ろくでなしどもが夢のあと

mixiをぶらぶらっと巡回したら、何やら歴史小説の話題で盛り上がっていた。それがかれこれ一週間以上前のこと。

私は元々、史料はよく読むけれど小説はあまり読まない口で、学生時代に図書館で文学集を読み漁っていた程度。その代わり坂口安吾などには妙にハマる。

この度に思い出したのも安吾のもので、黒田如水(官兵衛)を描いた「二流の人」だった。

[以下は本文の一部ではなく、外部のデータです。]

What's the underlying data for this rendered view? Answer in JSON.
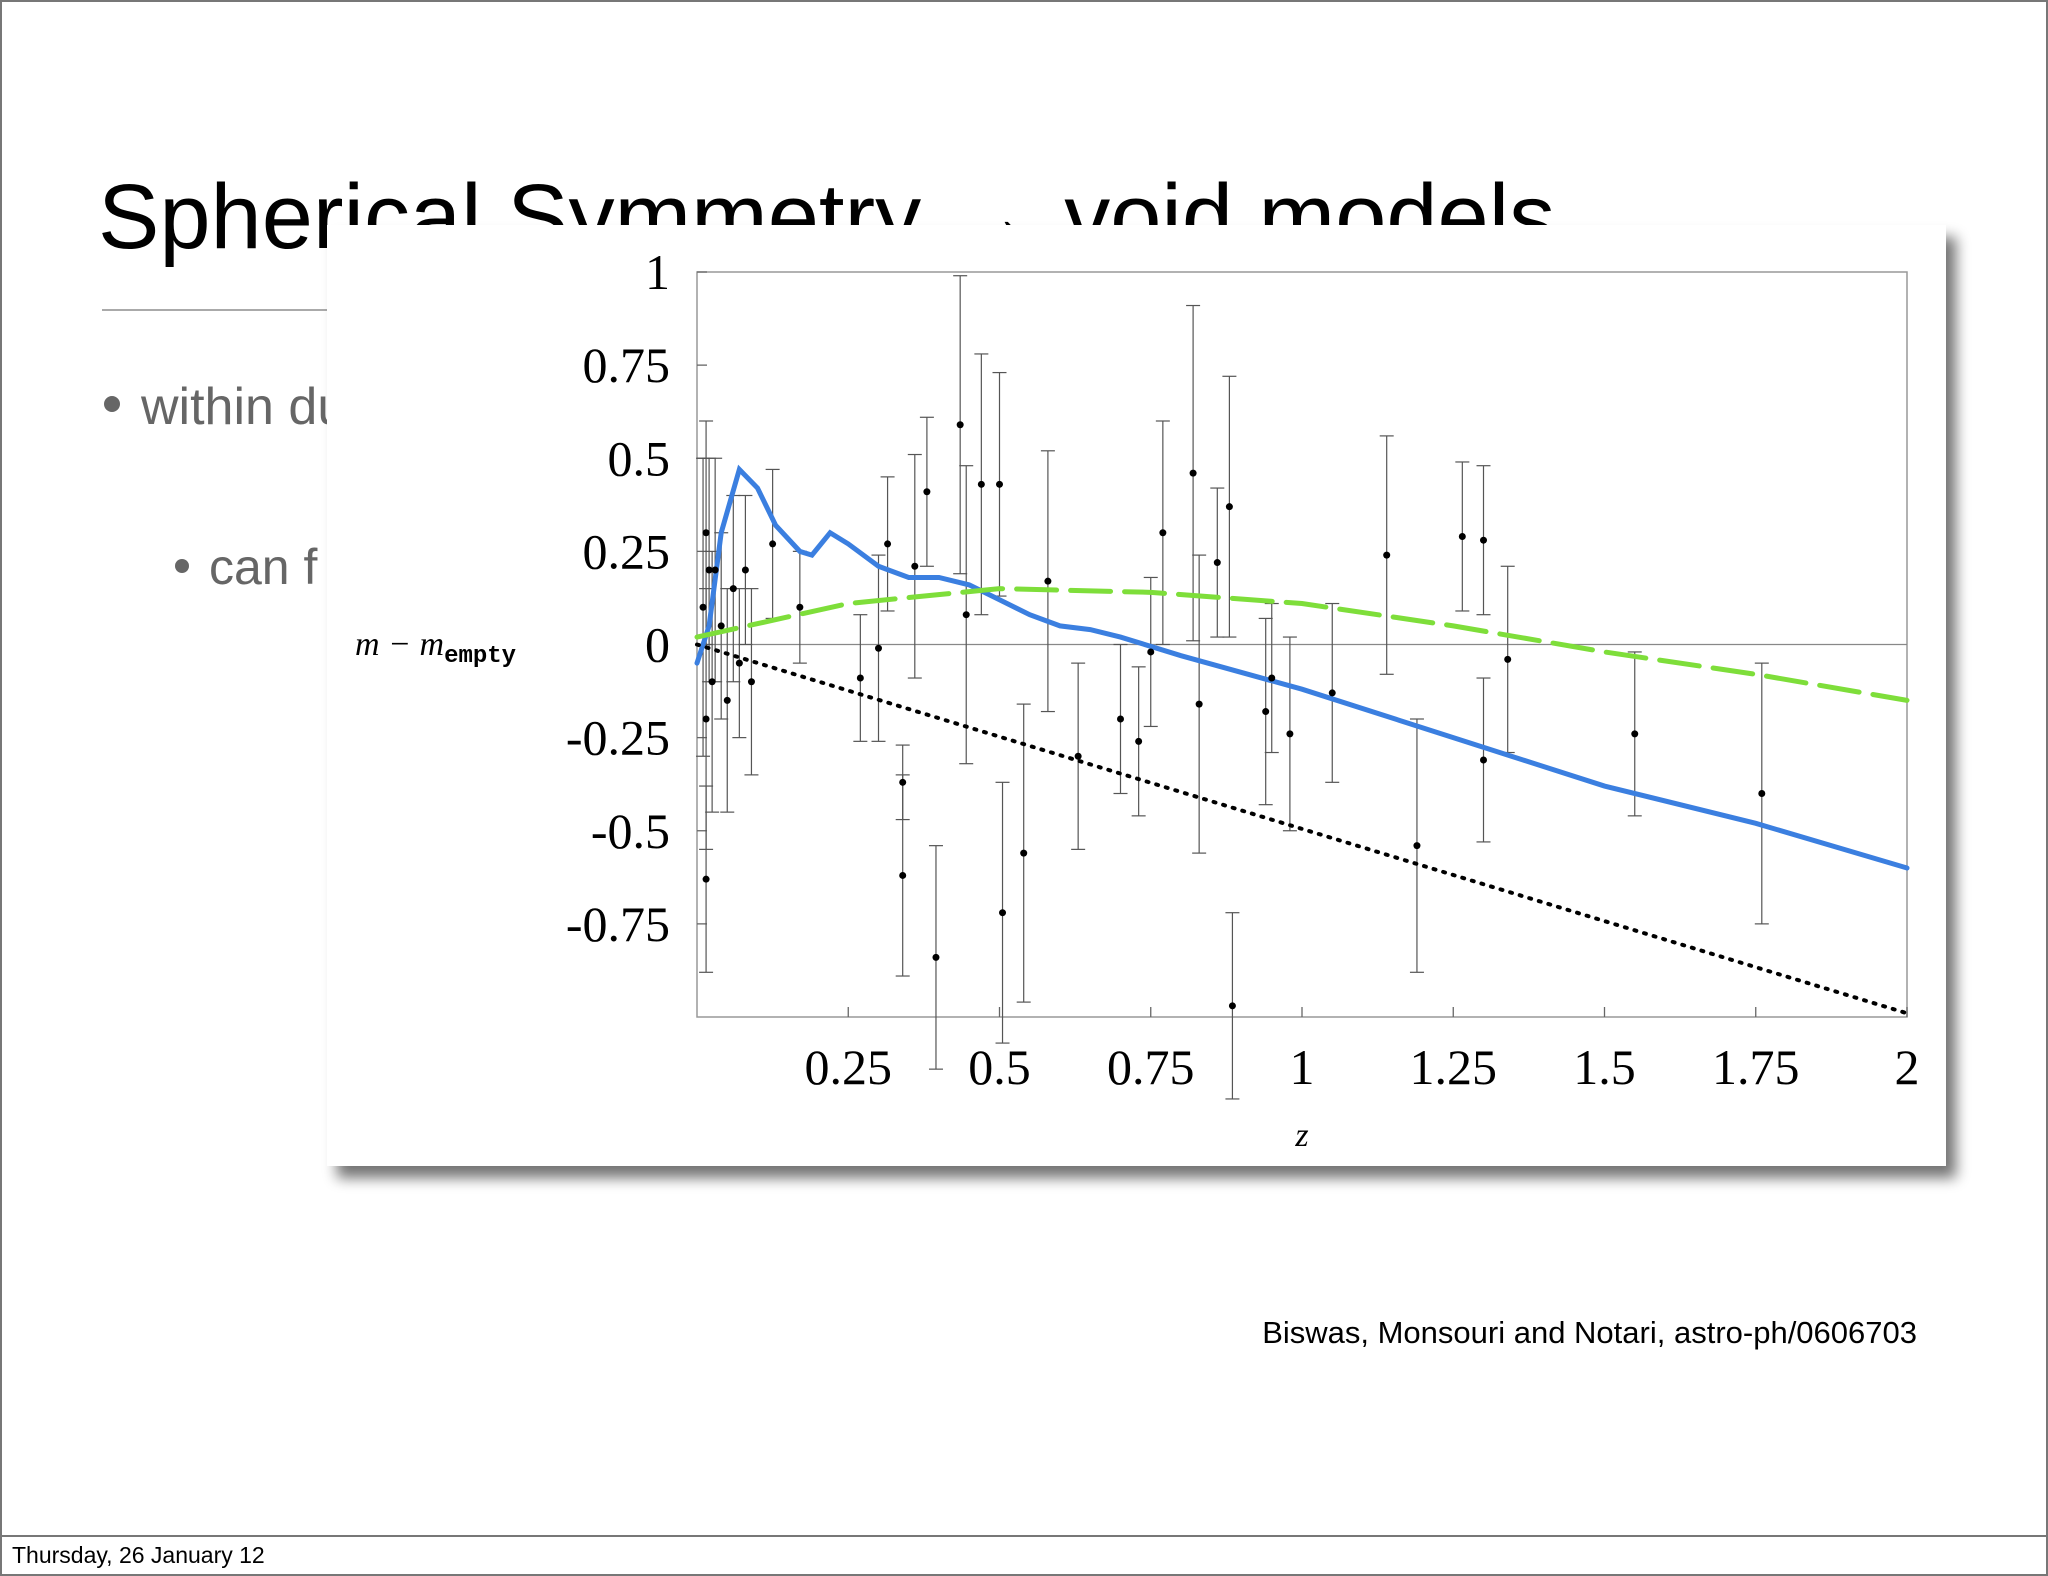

なお安吾はこの作品でほとんど触れられない信長についての作品もあるが、そちらについては割愛する。

最初に如水がどのように描かれるかというと、カサ頭やチンバ、百歩譲っても世辞ではない。

話の筋としては戦国における巨人・秀吉の恐れについて掘り下げながら、如水や秀次との奇妙な関係、そして太閤死後の関ヶ原。ついには如水に立ち返る。

古典の類なので細かいことを言うのは学のある方々に任せるとして、如水の扱われ方についてだけ触れておきたい。

如水は最後、関ヶ原のどさくさにかこつけて九州討伐をし、家康と恩賞について話すことになる。もちろん如水は天下が欲しかった。家康の禄などではない。しかし、嗣子の長政が大層なものを貰っているからいらないと誤魔化して終わる。

実に淡泊だが、ここで安吾はぴしゃりとやる。戦国という茶番が終わったと同時に、如水の一生も終わったようなものなのだった。安吾作品の大体がそうであるように、虚無へと立ち返ることになる。

安吾作品が暗い雰囲気であると同時に妙な痛快さを持っているのは、こうした登場人物への鋭い指摘にあると思う。誤魔化しようのない有様を浮かび上がらせる。あの白痴においては、白痴の女、空襲、敗戦と、実によく表れている。